福井県工業技術センター(福井市)と太陽電池メーカー「スフェラーパワー」(京都市)は、直径1.2ミリメートルの手芸用ビーズのような小さな球状太陽電池を多数織り込んだ、世界初の発電できる太陽電池テキスタイル(布地)の試作に成功したと発表した。

球状太陽電池(商品名、スフェラー〈Sphelar〉®)は、液状化したシリコンを高さ14メートル、直径30センチメートルの真空チューブ中に落とし、底部の回収槽に届くまでの1.5秒間に無重力環境下で球状に結晶化させたもので、p型半導体の核の周囲にn型半導体の層を形成させ、両極を加工して正負の電極を付けている。
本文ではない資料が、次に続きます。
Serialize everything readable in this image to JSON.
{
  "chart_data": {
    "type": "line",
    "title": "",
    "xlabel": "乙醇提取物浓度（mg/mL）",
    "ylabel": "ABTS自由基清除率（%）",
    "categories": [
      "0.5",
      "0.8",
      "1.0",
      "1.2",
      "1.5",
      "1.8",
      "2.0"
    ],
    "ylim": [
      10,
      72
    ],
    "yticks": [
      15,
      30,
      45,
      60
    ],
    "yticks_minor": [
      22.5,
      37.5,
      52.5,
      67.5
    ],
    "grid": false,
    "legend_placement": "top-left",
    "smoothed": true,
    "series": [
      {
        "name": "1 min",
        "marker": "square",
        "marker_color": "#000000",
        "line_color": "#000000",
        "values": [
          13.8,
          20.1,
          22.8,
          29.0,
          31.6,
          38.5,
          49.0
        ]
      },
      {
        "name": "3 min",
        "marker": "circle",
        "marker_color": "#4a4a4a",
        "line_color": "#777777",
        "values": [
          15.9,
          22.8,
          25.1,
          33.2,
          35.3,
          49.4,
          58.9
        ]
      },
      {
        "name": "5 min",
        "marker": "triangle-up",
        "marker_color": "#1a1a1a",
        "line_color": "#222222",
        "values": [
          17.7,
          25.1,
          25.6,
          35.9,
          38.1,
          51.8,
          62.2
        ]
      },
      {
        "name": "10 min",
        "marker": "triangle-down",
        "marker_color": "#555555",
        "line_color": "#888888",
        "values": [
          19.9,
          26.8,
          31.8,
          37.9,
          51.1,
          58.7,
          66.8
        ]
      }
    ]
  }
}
この1粒のセルだけで、太陽光の片面照射で0.4-0.5ミリワット発電でき、変換効率は19%ほど。反射板などの利用で、変換効率はさらに高めることができる。球状なので、平面型パネルに比べて約3倍の採光量があるという。

このセルは直列でも並列でも何個もつなげられ、垂直面や曲面での利用、樹脂やガラスなどに挟んでの製品も考案され、一部販売されている。今回、試作したテキスタイルは、電気を通す特殊な糸で数多くのセルをつないで「よこ糸」とし、それを「たて糸」とともに織り込んだ布地で、厚みは1.4ミリメートルと薄く、曲げた状態でも発電できる。この“発電する布地”の開発は今年度、国の戦略的基盤技術高度化支援事業にも採択され、同センターや県内企業との研究チームが2015年度をめどに、壁や屋根などの建造物での利用や製品化などを目指していく。